If you are using dried morels, rehydrate in cool water for about an hour, and then wash thoroughly. Morels have lots of crevasses so it is important to wash them well. To do so, swirl the morels in a large bowl of cool water, then rinse. Wash right before cooking; if you wash the mushrooms and then refrigerate them they will begin to rot.
- 4 to 6 tablespoons unsalted butter
- 2 tablespoons thinly sliced shallot
- 24 fresh morel mushrooms, washed well
- Salt and freshly ground black pepper to taste
- 24 oysters, shucked, with liquor strained and set aside
- 1 ½ quarts chicken stock
- ¾ pound spaghettini
- 6 to 8 tablespoons pea shoots or baby arugula
Heat the butter in a Dutch oven over medium heat. Add the shallots and morels and cook, stirring frequently, until the morels emit their liquor (dried morels won’t produce much liquid), and become perfumey, about 5 minutes. Continue cooking until the shallots are soft and the morels are cooked, another 7 minutes or so.

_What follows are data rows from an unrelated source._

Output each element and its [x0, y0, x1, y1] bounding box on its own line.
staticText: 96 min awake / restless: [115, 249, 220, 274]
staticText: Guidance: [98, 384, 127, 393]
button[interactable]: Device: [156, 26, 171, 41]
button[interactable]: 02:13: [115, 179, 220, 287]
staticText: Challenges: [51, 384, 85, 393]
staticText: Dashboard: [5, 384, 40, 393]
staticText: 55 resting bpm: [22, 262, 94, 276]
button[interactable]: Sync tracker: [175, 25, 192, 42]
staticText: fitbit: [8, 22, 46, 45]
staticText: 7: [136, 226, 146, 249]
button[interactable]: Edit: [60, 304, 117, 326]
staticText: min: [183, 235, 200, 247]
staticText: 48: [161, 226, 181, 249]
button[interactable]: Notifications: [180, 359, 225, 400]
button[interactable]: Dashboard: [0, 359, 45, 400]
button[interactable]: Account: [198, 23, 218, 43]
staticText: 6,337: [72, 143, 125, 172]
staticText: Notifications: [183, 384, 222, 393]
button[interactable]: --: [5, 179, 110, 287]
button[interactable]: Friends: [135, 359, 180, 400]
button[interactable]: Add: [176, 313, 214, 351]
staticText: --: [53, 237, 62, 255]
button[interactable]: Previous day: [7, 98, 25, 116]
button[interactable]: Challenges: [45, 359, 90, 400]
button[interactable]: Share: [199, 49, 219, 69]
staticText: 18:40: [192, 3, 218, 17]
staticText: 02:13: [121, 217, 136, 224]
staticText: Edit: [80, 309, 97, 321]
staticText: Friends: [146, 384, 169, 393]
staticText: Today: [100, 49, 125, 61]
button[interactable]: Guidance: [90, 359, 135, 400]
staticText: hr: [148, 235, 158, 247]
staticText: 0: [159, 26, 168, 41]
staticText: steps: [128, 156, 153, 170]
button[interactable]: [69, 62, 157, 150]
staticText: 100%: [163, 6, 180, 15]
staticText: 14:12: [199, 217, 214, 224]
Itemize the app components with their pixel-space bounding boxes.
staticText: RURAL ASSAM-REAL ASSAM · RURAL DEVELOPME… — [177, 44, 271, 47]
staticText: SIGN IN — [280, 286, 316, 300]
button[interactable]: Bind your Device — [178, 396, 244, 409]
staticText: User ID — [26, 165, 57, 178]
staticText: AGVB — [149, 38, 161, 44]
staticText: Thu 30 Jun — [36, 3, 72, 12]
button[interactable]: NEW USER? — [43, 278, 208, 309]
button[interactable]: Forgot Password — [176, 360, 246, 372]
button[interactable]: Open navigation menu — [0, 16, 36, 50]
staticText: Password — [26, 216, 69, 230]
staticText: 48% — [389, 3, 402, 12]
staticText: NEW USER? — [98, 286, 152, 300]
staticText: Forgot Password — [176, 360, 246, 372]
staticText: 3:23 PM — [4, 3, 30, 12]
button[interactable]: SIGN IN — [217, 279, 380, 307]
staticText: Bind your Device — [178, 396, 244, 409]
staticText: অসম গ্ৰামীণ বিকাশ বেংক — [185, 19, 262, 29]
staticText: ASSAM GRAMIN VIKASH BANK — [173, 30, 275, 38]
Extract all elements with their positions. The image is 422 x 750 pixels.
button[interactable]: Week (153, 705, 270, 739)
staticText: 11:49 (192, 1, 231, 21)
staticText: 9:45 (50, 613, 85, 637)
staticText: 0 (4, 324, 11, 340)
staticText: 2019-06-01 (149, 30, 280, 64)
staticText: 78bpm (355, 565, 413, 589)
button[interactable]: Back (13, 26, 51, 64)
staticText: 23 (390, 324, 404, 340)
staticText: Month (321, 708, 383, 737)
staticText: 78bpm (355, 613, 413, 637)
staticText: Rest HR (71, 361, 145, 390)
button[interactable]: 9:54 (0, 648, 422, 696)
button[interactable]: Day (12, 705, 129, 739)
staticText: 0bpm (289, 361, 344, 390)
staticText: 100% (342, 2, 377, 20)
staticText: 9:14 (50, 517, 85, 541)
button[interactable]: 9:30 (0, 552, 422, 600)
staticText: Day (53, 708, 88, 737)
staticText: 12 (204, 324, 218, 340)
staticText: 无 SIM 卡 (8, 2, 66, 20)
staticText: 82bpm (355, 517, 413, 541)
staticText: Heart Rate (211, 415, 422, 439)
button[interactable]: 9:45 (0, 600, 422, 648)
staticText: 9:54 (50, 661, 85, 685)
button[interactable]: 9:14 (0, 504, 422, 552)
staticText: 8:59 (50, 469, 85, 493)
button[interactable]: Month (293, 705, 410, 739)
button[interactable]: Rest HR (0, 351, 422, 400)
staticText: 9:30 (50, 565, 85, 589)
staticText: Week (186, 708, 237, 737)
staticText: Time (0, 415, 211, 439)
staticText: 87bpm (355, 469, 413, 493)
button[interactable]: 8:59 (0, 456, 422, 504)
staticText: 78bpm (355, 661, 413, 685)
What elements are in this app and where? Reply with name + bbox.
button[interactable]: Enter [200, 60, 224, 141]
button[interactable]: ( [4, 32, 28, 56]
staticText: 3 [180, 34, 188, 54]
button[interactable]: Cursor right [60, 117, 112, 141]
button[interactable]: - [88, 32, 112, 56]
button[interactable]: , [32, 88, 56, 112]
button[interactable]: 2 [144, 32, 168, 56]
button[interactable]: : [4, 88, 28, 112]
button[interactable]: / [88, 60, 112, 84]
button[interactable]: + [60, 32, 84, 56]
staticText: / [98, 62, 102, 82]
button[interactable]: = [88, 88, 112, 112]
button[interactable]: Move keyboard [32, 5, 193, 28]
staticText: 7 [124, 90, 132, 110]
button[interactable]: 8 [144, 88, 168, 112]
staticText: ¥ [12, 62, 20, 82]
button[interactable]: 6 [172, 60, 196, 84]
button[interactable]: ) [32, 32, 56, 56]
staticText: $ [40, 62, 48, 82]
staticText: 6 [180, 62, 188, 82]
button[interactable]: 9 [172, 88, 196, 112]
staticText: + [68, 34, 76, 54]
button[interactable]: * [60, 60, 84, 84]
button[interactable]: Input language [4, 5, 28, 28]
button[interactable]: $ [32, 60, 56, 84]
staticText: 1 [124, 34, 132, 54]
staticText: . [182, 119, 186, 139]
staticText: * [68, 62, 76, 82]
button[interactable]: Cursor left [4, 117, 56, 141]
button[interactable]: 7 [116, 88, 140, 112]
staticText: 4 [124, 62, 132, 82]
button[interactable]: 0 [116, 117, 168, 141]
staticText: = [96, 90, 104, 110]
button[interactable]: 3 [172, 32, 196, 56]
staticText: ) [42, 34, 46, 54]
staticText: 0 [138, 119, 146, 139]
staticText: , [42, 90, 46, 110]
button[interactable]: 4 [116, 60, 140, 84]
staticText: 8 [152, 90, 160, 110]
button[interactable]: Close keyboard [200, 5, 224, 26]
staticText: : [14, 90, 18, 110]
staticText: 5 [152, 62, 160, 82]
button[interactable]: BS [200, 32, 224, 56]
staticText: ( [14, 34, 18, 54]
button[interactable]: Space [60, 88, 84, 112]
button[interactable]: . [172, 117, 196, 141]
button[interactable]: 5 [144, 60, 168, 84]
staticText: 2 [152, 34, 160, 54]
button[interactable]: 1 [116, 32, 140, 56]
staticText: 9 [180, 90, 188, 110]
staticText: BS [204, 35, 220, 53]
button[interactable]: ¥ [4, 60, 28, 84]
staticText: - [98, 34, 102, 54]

Bring the stock to a gentle boil in your pasta pot over a medium high heat. Season the stock to taste. Add the pasta. It will be stiff and stick out of the stock. Be patient. Gently push down the pasta, and after about 5 minutes it will soften and collapse into the stock. Stir often, as the pasta tends to stick together. Cook the pasta in the stock until it is al dente. You will notice the starch from the pasta thickens the stock to create a sauce. Add a little more stock or water if the sauce gets sticky. Do not overcook the pasta. It is best to serve this pasta loose.
Add the cooked morels and raw oysters and broth to the pasta and cook for a few minutes until the oysters are opaque and the flavors meld. Season to taste.
Pour the pasta into a serving plate making sure each serving gets equal numbers of mushrooms and oysters and garnish with the pea shoots.
Note: It is best to use thin spaghetti (spaghettini) or thin linguini (linguini fini). They will absorb the stock more efficiently. Thicker pasta will work, but you will need more stock and the taste will be wheaty. Very thin pasta like fedelini is good, but it absorbs fast, and tends to get knotted and overcooked. If I use stock to cook fedelini, I prefer to serve it as a soup.